Un site pensé pour les réponses des IA
De plus en plus de vos clients posent leurs questions à une IA comme ChatGPT, Gemini ou Perplexity, en plus de les taper dans Google. Et Google s’y est mis aussi. Tapez « comment choisir son agence de création de site internet » : la première chose affichée est un AI Overview, une réponse rédigée par son IA, au-dessus des résultats naturels. Votre site doit donc être compris et cité par ces IA, pas seulement classé par Google. C’est ce que le métier appelle le GEO. La question à poser à l’agence est simple : que faites-vous concrètement pour que mes pages soient reprises dans ces réponses ? Une agence sérieuse vous montre sur quoi elle s’appuie.

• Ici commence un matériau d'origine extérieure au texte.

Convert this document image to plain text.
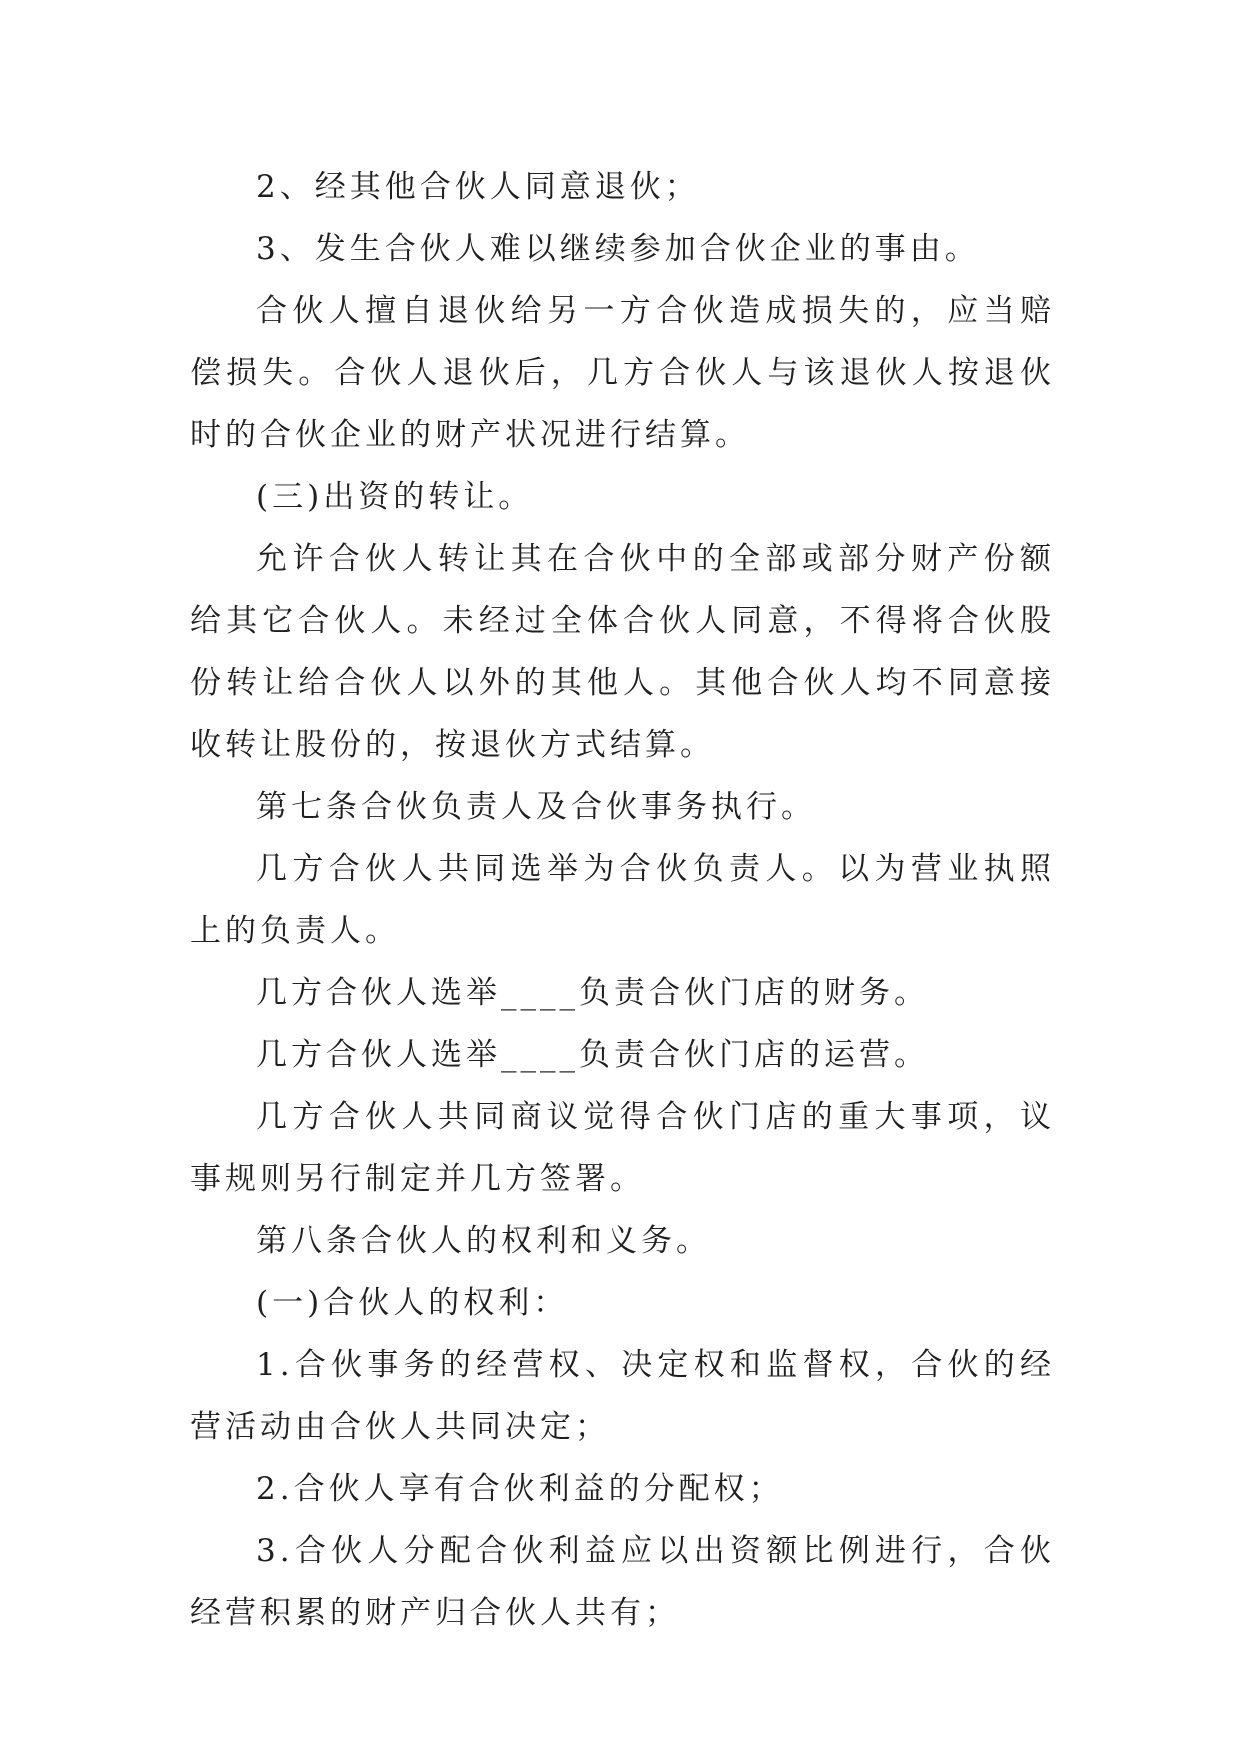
2、经其他合伙人同意退伙；

3、发生合伙人难以继续参加合伙企业的事由。

合伙人擅自退伙给另一方合伙造成损失的，应当赔偿损失。合伙人退伙后，几方合伙人与该退伙人按退伙时的合伙企业的财产状况进行结算。

(三)出资的转让。

允许合伙人转让其在合伙中的全部或部分财产份额给其它合伙人。未经过全体合伙人同意，不得将合伙股份转让给合伙人以外的其他人。其他合伙人均不同意接收转让股份的，按退伙方式结算。

第七条合伙负责人及合伙事务执行。

几方合伙人共同选举为合伙负责人。以为营业执照上的负责人。

几方合伙人选举____负责合伙门店的财务。

几方合伙人选举____负责合伙门店的运营。

几方合伙人共同商议觉得合伙门店的重大事项，议事规则另行制定并几方签署。

第八条合伙人的权利和义务。

(一)合伙人的权利：

1.合伙事务的经营权、决定权和监督权，合伙的经营活动由合伙人共同决定；

2.合伙人享有合伙利益的分配权；

3.合伙人分配合伙利益应以出资额比例进行，合伙经营积累的财产归合伙人共有；
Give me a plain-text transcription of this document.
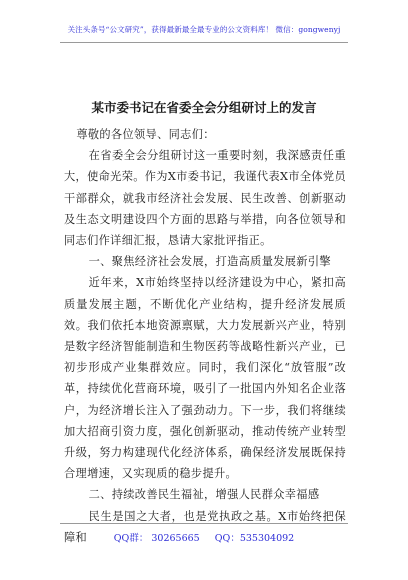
关注头条号“公文研究”，获得最新最全最专业的公文资料库！ 微信：gongwenyj
某市委书记在省委全会分组研讨上的发言

尊敬的各位领导、同志们：

在省委全会分组研讨这一重要时刻，我深感责任重大，使命光荣。作为X市委书记，我谨代表X市全体党员干部群众，就我市经济社会发展、民生改善、创新驱动及生态文明建设四个方面的思路与举措，向各位领导和同志们作详细汇报，恳请大家批评指正。

一、聚焦经济社会发展，打造高质量发展新引擎

近年来，X市始终坚持以经济建设为中心，紧扣高质量发展主题，不断优化产业结构，提升经济发展质效。我们依托本地资源禀赋，大力发展新兴产业，特别是数字经济智能制造和生物医药等战略性新兴产业，已初步形成产业集群效应。同时，我们深化“放管服”改革，持续优化营商环境，吸引了一批国内外知名企业落户，为经济增长注入了强劲动力。下一步，我们将继续加大招商引资力度，强化创新驱动，推动传统产业转型升级，努力构建现代化经济体系，确保经济发展既保持合理增速，又实现质的稳步提升。

二、持续改善民生福祉，增强人民群众幸福感

民生是国之大者，也是党执政之基。X市始终把保障和	QQ群： 30265665 QQ：535304092
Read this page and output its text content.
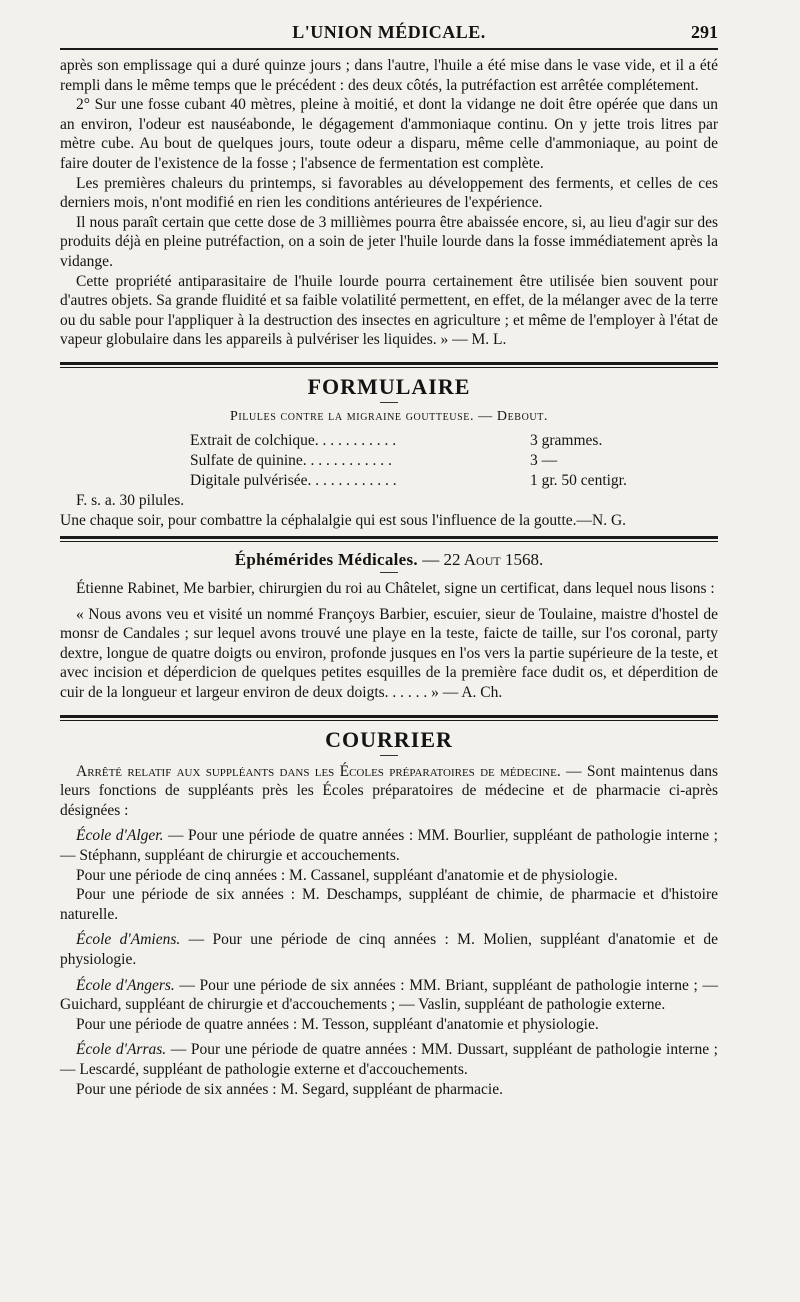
L'UNION MÉDICALE.	291

après son emplissage qui a duré quinze jours ; dans l'autre, l'huile a été mise dans le vase vide, et il a été rempli dans le même temps que le précédent : des deux côtés, la putréfaction est arrêtée complétement.

2° Sur une fosse cubant 40 mètres, pleine à moitié, et dont la vidange ne doit être opérée que dans un an environ, l'odeur est nauséabonde, le dégagement d'ammoniaque continu. On y jette trois litres par mètre cube. Au bout de quelques jours, toute odeur a disparu, même celle d'ammoniaque, au point de faire douter de l'existence de la fosse ; l'absence de fermentation est complète.

Les premières chaleurs du printemps, si favorables au développement des ferments, et celles de ces derniers mois, n'ont modifié en rien les conditions antérieures de l'expérience.

Il nous paraît certain que cette dose de 3 millièmes pourra être abaissée encore, si, au lieu d'agir sur des produits déjà en pleine putréfaction, on a soin de jeter l'huile lourde dans la fosse immédiatement après la vidange.

Cette propriété antiparasitaire de l'huile lourde pourra certainement être utilisée bien souvent pour d'autres objets. Sa grande fluidité et sa faible volatilité permettent, en effet, de la mélanger avec de la terre ou du sable pour l'appliquer à la destruction des insectes en agriculture ; et même de l'employer à l'état de vapeur globulaire dans les appareils à pulvériser les liquides. » — M. L.

FORMULAIRE
Pilules contre la migraine goutteuse. — Debout.
Extrait de colchique. . . . . . . . . . .	3 grammes.
Sulfate de quinine. . . . . . . . . . . .	3 —
Digitale pulvérisée. . . . . . . . . . . .	1 gr. 50 centigr.

F. s. a. 30 pilules.

Une chaque soir, pour combattre la céphalalgie qui est sous l'influence de la goutte.—N. G.

Éphémérides Médicales. — 22 Aout 1568.

Étienne Rabinet, Me barbier, chirurgien du roi au Châtelet, signe un certificat, dans lequel nous lisons :

« Nous avons veu et visité un nommé Françoys Barbier, escuier, sieur de Toulaine, maistre d'hostel de monsr de Candales ; sur lequel avons trouvé une playe en la teste, faicte de taille, sur l'os coronal, party dextre, longue de quatre doigts ou environ, profonde jusques en l'os vers la partie supérieure de la teste, et avec incision et déperdicion de quelques petites esquilles de la première face dudit os, et déperdition de cuir de la longueur et largeur environ de deux doigts. . . . . . » — A. Ch.

COURRIER

Arrêté relatif aux suppléants dans les Écoles préparatoires de médecine. — Sont maintenus dans leurs fonctions de suppléants près les Écoles préparatoires de médecine et de pharmacie ci-après désignées :

École d'Alger. — Pour une période de quatre années : MM. Bourlier, suppléant de pathologie interne ; — Stéphann, suppléant de chirurgie et accouchements.

Pour une période de cinq années : M. Cassanel, suppléant d'anatomie et de physiologie.

Pour une période de six années : M. Deschamps, suppléant de chimie, de pharmacie et d'histoire naturelle.

École d'Amiens. — Pour une période de cinq années : M. Molien, suppléant d'anatomie et de physiologie.

École d'Angers. — Pour une période de six années : MM. Briant, suppléant de pathologie interne ; — Guichard, suppléant de chirurgie et d'accouchements ; — Vaslin, suppléant de pathologie externe.

Pour une période de quatre années : M. Tesson, suppléant d'anatomie et physiologie.

École d'Arras. — Pour une période de quatre années : MM. Dussart, suppléant de pathologie interne ; — Lescardé, suppléant de pathologie externe et d'accouchements.

Pour une période de six années : M. Segard, suppléant de pharmacie.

Celle qui promet que ChatGPT citera votre site, sans rien sourcer, vend du vent.
Vous vendez en ligne ? L’accessibilité s’impose
Depuis le 28 juin 2025, un site e-commerce doit être accessible aux personnes handicapées, en application de l’article L412-13 du Code de la consommation, issu de la directive européenne 2019/882. En sont dispensées les entreprises de moins de dix personnes dont le chiffre d’affaires annuel ou le total de bilan ne dépasse pas 2 millions d’euros. Au-dessus de ces seuils, demandez à l’agence comment elle traite l’accessibilité, et sur quelle norme elle s’appuie.
Combien coûte une agence de création de site internet ?
Comptez de 500 à 2 000 € pour un site d’une page et de 900 à 5 000 € pour un site vitrine basique. Pour un site e-commerce, 2 000 à 5 000 € chez un indépendant pour une boutique simple, et 4 000 à 50 000 € en agence pour un site de vente plus élaboré. L’écart tient au design, au nombre de pages, aux contenus et aux fonctionnalités.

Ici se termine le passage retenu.